2012 is nearly upon us. It’s a new year of authors publishing books; it’s a new year of fans reading them. And of course, there are some great novels coming out in the New Year.
After highlighting the Best of 2011, we at Suvudu decided to look at what is coming in 2012—and post those titles we think will be the best bets of the year!
Today’s 2012 Best Bet is The Wind Through the Keyhole by Stephen King
The Dark Tower saga by Stephen King is one of the triumphs of modern literature. The seven-book story of last gunslinger Roland Deschain and his unwavering drive to reach the Dark Tower is a cult favorite, King weaving together horror, science fiction, and fantasy. I am firmly convinced the Dark Tower—and not his horror—will be what King is remembered for long after he shuffles off his mortal coil.
Many fans of the Dark Tower saga thought Roland’s story over. But as a long time Dark Tower fan, I knew the door to Roland’s world opens quite on its own to Stephen King.
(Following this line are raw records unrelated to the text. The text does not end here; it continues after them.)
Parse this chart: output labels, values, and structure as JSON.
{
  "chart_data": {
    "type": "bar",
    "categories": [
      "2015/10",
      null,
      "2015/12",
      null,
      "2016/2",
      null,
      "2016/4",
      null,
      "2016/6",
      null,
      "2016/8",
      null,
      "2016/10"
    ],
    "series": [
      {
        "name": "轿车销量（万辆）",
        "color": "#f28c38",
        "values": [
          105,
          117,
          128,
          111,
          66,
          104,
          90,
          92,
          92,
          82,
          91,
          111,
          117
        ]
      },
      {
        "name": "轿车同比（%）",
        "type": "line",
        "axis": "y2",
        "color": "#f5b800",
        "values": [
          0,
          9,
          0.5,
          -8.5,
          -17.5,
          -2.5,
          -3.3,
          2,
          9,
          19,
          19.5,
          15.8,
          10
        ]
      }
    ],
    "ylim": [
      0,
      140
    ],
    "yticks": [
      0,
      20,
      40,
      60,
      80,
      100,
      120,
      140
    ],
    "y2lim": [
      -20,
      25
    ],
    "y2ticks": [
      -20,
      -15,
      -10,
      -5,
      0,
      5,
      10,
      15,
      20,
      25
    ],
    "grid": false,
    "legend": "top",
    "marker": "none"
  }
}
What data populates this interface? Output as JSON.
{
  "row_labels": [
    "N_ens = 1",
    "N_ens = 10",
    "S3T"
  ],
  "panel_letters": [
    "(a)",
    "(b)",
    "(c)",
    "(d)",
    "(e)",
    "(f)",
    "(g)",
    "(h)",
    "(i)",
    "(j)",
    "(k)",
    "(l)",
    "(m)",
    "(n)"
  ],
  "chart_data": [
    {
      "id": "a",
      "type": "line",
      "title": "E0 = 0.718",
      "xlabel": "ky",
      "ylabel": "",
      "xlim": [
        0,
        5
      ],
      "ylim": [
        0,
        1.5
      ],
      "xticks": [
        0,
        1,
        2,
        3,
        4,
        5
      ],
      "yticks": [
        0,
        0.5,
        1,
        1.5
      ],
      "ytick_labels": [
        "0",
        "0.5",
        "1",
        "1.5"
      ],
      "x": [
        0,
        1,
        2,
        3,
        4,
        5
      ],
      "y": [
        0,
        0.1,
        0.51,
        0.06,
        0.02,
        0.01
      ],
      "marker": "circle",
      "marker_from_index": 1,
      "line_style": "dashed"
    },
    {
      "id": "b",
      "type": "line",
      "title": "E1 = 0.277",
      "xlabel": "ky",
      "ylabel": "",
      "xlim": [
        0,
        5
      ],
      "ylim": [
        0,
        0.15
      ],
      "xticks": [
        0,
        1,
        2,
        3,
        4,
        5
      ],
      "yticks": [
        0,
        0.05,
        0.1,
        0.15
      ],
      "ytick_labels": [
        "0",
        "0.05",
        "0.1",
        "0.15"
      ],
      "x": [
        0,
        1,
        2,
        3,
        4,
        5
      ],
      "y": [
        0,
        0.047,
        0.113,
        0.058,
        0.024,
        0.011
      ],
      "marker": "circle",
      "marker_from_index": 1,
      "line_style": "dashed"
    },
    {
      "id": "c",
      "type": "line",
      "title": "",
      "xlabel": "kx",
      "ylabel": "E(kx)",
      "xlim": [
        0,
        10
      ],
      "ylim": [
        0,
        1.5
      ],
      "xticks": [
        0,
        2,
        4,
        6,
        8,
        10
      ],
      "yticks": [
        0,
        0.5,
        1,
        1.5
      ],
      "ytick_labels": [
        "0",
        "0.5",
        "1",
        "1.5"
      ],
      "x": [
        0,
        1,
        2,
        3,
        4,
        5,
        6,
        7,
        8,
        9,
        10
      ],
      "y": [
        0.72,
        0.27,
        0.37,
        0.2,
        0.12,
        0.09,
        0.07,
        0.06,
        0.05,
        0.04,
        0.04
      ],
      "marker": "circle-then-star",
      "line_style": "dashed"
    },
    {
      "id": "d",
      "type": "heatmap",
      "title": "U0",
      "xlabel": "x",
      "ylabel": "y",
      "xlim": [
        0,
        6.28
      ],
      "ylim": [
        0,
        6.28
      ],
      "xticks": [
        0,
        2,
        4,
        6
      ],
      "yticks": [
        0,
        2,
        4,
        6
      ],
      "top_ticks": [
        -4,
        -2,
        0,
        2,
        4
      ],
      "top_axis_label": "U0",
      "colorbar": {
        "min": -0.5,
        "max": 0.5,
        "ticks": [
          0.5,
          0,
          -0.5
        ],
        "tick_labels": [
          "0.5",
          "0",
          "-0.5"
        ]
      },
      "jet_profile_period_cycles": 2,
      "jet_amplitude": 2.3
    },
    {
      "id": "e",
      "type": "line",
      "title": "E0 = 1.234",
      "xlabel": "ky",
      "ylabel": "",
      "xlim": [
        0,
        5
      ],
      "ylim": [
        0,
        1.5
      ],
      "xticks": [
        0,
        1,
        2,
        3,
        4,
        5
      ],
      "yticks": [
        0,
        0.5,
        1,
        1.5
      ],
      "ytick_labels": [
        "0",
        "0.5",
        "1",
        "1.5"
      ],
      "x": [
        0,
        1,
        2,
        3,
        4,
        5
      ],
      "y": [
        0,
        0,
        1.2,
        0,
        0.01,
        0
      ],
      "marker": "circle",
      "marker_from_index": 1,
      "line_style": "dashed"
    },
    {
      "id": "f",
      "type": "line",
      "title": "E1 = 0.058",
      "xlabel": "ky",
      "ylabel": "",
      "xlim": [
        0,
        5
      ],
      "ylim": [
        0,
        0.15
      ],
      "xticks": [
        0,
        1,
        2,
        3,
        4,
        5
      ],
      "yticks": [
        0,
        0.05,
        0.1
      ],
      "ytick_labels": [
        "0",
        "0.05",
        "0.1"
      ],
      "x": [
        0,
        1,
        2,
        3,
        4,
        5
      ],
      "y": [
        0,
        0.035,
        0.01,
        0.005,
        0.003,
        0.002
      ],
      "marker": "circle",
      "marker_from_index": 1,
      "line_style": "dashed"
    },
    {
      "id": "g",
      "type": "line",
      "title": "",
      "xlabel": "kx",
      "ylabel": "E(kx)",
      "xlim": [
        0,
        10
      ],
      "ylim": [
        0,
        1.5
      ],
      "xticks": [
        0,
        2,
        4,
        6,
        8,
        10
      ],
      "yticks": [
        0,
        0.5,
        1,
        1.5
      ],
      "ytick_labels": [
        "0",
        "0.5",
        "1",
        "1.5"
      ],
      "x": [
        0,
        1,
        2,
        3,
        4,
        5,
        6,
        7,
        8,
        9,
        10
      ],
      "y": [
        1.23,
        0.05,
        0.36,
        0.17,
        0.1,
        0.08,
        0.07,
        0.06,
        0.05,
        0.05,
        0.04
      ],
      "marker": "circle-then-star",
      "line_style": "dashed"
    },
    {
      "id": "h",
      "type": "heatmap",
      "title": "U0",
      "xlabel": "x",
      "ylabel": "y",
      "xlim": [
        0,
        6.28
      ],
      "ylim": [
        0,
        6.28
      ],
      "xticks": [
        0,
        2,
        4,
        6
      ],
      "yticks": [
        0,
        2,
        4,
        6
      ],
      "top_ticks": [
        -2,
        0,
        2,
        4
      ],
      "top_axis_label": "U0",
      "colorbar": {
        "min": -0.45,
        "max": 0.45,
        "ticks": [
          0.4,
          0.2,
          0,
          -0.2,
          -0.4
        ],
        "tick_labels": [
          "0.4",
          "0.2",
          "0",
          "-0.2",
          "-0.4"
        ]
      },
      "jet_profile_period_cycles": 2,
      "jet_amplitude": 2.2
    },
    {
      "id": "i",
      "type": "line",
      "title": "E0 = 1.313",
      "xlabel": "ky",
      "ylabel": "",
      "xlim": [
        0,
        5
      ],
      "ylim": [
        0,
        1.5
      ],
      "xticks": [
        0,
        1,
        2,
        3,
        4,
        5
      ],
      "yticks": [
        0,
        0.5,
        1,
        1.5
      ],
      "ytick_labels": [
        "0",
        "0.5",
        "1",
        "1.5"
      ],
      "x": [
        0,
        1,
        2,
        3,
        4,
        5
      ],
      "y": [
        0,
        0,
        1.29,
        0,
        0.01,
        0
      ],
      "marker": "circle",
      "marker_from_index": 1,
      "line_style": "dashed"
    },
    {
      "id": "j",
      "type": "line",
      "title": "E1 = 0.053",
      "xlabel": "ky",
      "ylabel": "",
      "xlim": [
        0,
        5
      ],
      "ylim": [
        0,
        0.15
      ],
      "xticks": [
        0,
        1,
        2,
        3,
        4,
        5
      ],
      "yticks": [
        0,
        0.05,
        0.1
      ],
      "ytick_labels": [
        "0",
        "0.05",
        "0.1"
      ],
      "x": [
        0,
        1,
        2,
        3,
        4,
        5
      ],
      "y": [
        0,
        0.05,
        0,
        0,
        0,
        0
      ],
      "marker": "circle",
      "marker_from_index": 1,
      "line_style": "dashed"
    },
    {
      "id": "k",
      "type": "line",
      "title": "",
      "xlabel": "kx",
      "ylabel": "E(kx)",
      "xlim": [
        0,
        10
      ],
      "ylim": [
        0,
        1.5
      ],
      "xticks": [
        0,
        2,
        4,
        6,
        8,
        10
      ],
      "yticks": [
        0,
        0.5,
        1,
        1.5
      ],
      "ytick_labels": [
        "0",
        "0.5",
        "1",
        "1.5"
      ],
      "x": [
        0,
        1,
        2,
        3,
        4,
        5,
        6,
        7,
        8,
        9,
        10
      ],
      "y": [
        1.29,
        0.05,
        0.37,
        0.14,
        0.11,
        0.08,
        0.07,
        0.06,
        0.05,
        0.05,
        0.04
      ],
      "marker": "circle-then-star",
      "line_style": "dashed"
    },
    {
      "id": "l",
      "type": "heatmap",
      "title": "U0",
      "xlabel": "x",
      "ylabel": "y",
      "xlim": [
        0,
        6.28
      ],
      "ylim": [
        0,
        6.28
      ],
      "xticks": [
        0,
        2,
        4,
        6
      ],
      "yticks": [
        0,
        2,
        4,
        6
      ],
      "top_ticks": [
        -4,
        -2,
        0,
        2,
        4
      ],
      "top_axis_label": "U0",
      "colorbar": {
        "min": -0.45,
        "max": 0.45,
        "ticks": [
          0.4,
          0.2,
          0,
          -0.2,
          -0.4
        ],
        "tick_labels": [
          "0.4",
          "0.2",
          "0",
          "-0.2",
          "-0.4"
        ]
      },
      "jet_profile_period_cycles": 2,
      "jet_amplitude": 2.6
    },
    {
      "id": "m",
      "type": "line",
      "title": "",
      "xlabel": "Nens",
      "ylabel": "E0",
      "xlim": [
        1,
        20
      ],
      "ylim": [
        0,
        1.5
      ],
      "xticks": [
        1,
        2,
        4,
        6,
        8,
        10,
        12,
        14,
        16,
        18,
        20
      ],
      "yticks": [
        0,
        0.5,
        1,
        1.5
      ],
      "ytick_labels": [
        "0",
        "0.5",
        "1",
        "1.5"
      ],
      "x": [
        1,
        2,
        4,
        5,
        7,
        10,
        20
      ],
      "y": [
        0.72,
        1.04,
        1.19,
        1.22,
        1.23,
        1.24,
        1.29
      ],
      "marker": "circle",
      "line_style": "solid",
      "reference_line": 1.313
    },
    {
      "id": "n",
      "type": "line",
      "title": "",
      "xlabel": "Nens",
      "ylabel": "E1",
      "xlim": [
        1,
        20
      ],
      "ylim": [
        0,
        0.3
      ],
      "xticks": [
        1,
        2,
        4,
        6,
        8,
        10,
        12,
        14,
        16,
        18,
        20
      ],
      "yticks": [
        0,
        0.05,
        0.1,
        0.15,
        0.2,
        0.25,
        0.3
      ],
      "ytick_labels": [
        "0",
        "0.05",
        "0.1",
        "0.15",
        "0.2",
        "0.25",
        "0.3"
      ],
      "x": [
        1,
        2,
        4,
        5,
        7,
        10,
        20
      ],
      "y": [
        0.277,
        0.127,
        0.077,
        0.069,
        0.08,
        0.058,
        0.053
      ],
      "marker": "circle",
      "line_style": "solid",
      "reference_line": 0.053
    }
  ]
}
There was a chance he would return to his opus. That door opened last year. The Wind Through the Keyhole is a novel that fits into the middle of Roland’s story, filling in the narrative that takes place between Wizard & Glass and Wolves of the Calla.
Here is a bit more about The Wind Through the Keyhole:
We join Roland and his ka-tet as a ferocious storm halts their progress along the Path of the Beam. As they shelter from the screaming wind and snapping trees, Roland tells them not just one strange tale, but two – and in doing so sheds fascinating light on his own troubled past.
In his early days as a gunslinger, in the guilt ridden year following his mother’s death, Roland is sent by his father to a ranch to investigate a recent slaughter. Here Roland discovers a bloody churn of bootprints, clawed animal tracks and terrible carnage – evidence that the ’skin-man’, a shape shifter, is at work. There is only one surviving witness: a brave but terrified boy called Bill Streeter.
Roland, himself only a teenager, calms the boy by reciting a story from the Book of Eld that his mother used to read to him at bedtime, The Wind Through The Keyhole. ‘A person’s never too old for stories,’ he says to Bill. ‘Man and boy, girl and woman, we live for them.’
The Wind Through the Keyhole is a book Stephen King fans never thought would exist, an addition to a series that is beloved by millions of readers. It also has a Patrick Rothfuss-like story within a story within a story, a structure that I love. I have no doubt it will hit #1 on the New York Times list and early readers have loved the book.
It will be one of the best books in 2012. Of that I have no doubt.